This issue presents some selected topics from last year’s DGPPN Congress in November 2012, which might be of interest for the broad readership of our journal. Bridging the area of expertise between Neurology and Psychiatry, Hellmann-Regen et al. [1] deal with depressive syndromes representing a common feature in several neurological disorders. The most prominent example is the post-stroke depression on the one hand, while on the other hand, depression itself is a risk factor for developing cardiovascular diseases and ischemia. Depressive symptoms are also often related to other neurological conditions such as epilepsy, multiple sclerosis and Parkinson’s disease with impact on outcome and quality of life. Besides interesting findings of brain regions involved in the pathophysiology of this comorbidity, the authors also offer treatment recommendations. Deciphering the neuropathology of conversion of pre-clinical Alzheimer’s disease (AD) to clinical AD may lead to the development of new therapeutic strategies. Thal et al. [2] compared clinical AD, non-demented preclinical AD and non-AD control cases with respect to neuropathological alterations. They defined clinical AD to exhibit late stages of neurofibrillary tangles, amyloid and neuritic plaque pathology. In contrast, preclinical AD displays early stages of these lesions, but early neurofibrillary tangles, granulovascular degeneration and amyloid angiopathy without amyloid plaques can also be detected in non-AD controls, representing a pre-amyloid plaque stage. Additionally, the presence of soluble/dispersible Aß aggregates in the neuropil plays a role in the conversion of preclinical AD to full AD.

The genetic background has an important influence on pathophysiological processes. In schizophrenia, heritability estimates amount from 60 to 80 %. Schwab and Wildenauer [3] update results from recent multistage genome-wide association studies, according to which a set of 8300 independent SNPs contribute to a schizophrenia liability of 32 %. Several of these genes have meanwhile been confirmed, such as ZNF804A, TCF4 (encoding a transcription factor), the MHC region, CACNA1C (encoding calcium channel, voltage dependent, L-type, alpha 1C subunit) and ITIH3-ITIH4 (encoding inter-alpha globulin inhibitors H3 and H4). Same applies to ANK3 (encoding ankyrin 3) and the MIR137, encoding a microRNA which is a regulator of neuronal development. Further studies combining larger samples with deep sequencing technologies will extend our knowledge on the genetic background of psychiatric disorders. Also, gene–environmental interactions have been deemed an important factor in the pathophysiology of schizophrenia. Malchow et al. [4] investigated the impact of familial load and cannabis abuse on volumes of subcortical brain regions in first-episode patients. Patients with a family history of schizophrenia combined with previous cannabis abuse showed smaller volumes of the bilateral caudate nucleus compared to all other patients, implicating an interaction between the genetic background and cannabis abuse as environmental factor. The identified brain region plays an important role in the corticothalamic-cortical circuit, and dysfunction of the caudate nucleus may lead to disinhibition of the thalamus in schizophrenia.

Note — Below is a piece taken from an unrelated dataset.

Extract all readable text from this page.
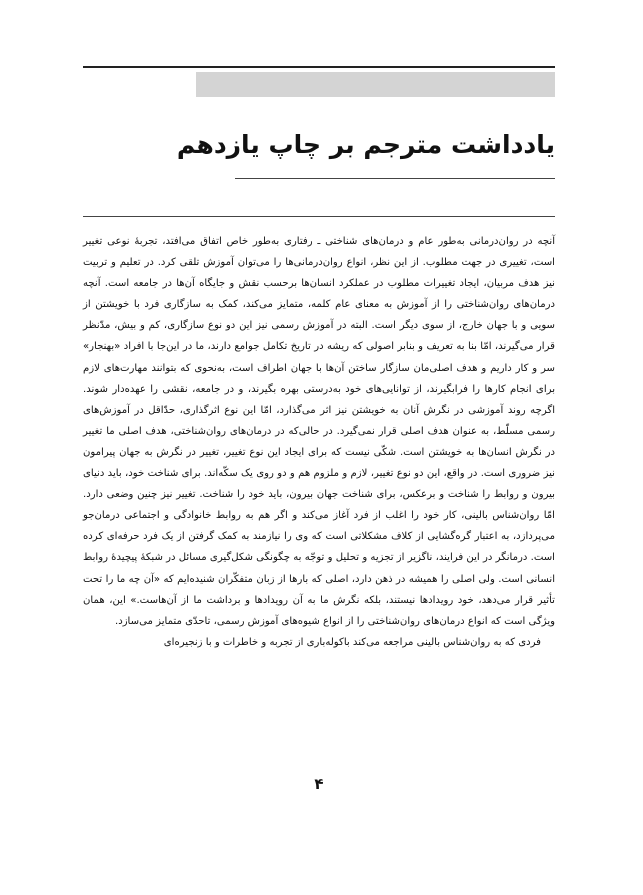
یادداشت مترجم بر چاپ یازدهم

آنچه در روان‌درمانی به‌طور عام و درمان‌های شناختی ـ رفتاری به‌طور خاص اتفاق می‌افتد، تجربهٔ نوعی تغییر است، تغییری در جهت مطلوب. از این نظر، انواع روان‌درمانی‌ها را می‌توان آموزش تلقی کرد. در تعلیم و تربیت نیز هدف مربیان، ایجاد تغییرات مطلوب در عملکرد انسان‌ها برحسب نقش و جایگاه آن‌ها در جامعه است. آنچه درمان‌های روان‌شناختی را از آموزش به معنای عام کلمه، متمایز می‌کند، کمک به سازگاری فرد با خویشتن از سویی و با جهان خارج، از سوی دیگر است. البته در آموزش رسمی نیز این دو نوع سازگاری، کم و بیش، مدّنظر قرار می‌گیرند، امّا بنا به تعریف و بنابر اصولی که ریشه در تاریخ تکامل جوامع دارند، ما در این‌جا با افراد «بهنجار» سر و کار داریم و هدف اصلی‌مان سازگار ساختن آن‌ها با جهان اطراف است، به‌نحوی که بتوانند مهارت‌های لازم برای انجام کارها را فرابگیرند، از توانایی‌های خود به‌درستی بهره بگیرند، و در جامعه، نقشی را عهده‌دار شوند. اگرچه روند آموزشی در نگرش آنان به خویشتن نیز اثر می‌گذارد، امّا این نوع اثرگذاری، حدّاقل در آموزش‌های رسمی مسلّط، به عنوان هدف اصلی قرار نمی‌گیرد. در حالی‌که در درمان‌های روان‌شناختی، هدف اصلی ما تغییر در نگرش انسان‌ها به خویشتن است. شکّی نیست که برای ایجاد این نوع تغییر، تغییر در نگرش به جهان پیرامون نیز ضروری است. در واقع، این دو نوع تغییر، لازم و ملزوم هم و دو روی یک سکّه‌اند. برای شناخت خود، باید دنیای بیرون و روابط را شناخت و برعکس، برای شناخت جهان بیرون، باید خود را شناخت. تغییر نیز چنین وضعی دارد. امّا روان‌شناس بالینی، کار خود را اغلب از فرد آغاز می‌کند و اگر هم به روابط خانوادگی و اجتماعی درمان‌جو می‌پردازد، به اعتبار گره‌گشایی از کلاف مشکلاتی است که وی را نیازمند به کمک گرفتن از یک فرد حرفه‌ای کرده است. درمانگر در این فرایند، ناگزیر از تجزیه و تحلیل و توجّه به چگونگی شکل‌گیری مسائل در شبکهٔ پیچیدهٔ روابط انسانی است. ولی اصلی را همیشه در ذهن دارد، اصلی که بارها از زبان متفکّران شنیده‌ایم که «آن چه ما را تحت تأثیر قرار می‌دهد، خود رویدادها نیستند، بلکه نگرش ما به آن رویدادها و برداشت ما از آن‌هاست.» این، همان ویژگی است که انواع درمان‌های روان‌شناختی را از انواع شیوه‌های آموزش رسمی، تاحدّی متمایز می‌سازد.

فردی که به روان‌شناس بالینی مراجعه می‌کند باکوله‌باری از تجربه و خاطرات و با زنجیره‌ای

۴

The neuropeptide oxytocin has been shown to be important for social cognition. Presenting direct versus averted gaze pictures to healthy probands, Montag et al. [5] in a fMRI study investigated the impact of the promoter region of the oxytocin receptor gene on individual differences in the recorded BOLD signal. A genetic variation of the gene modulated right amygdala activity with carriers of the heterozygous CT variant and showed higher activity than the TT group. In the literature, a pronounced amygdala activation has been observed in autistic individuals being confronted with direct gaze pictures in the fMRI setting. In adults with Asperger syndrome, Hermann et al. [6] detected intact automatic processing of novel metaphors. Van Elst et al. [7] review characteristics of autism spectrum disorder such as deficits in social cognition and competence as well as highly circumscribed interests and a strong desire for routines. The authors outline first treatment concepts for high-functioning autism that is associated with psychiatric diseases such as depression, anxiety, ADHD, psychotic symptoms or emotionally unstable syndromes. As a consequence of these symptoms, deficits in social cognition subsequently lead to social deficits and unemployment in high-functioning autism. Vogeley et al. [8] suggest to develop supported employment programs for these patients, comprising the adequate neuropsychological profile, adjustment to individual preferences plus workplace requirements, systematic communication and interaction training as well as instruction of colleagues and supervisors.

Besides psycho- and sociotherapy, in moderate physical aerobic exercise, first beneficial evidence for, e.g., increased hippocampus volume or improved cognition and negative symptoms, has been demonstrated recently. Bär et al. [9] review the prevalence of psychiatric diseases among elite athletes and examine the specific aspects of psychiatric disorders in the context of overtraining. Besides the amount of exercise, further research on other confounding environmental conditions in athletes is warranted.

Regrettably, we here could illustrate only a small selection of many highlights of last year’s DGPPN Congress, and we hope that our readers will enjoy the widespread and multifaceted program of the upcoming Congress in November 2013 in Berlin.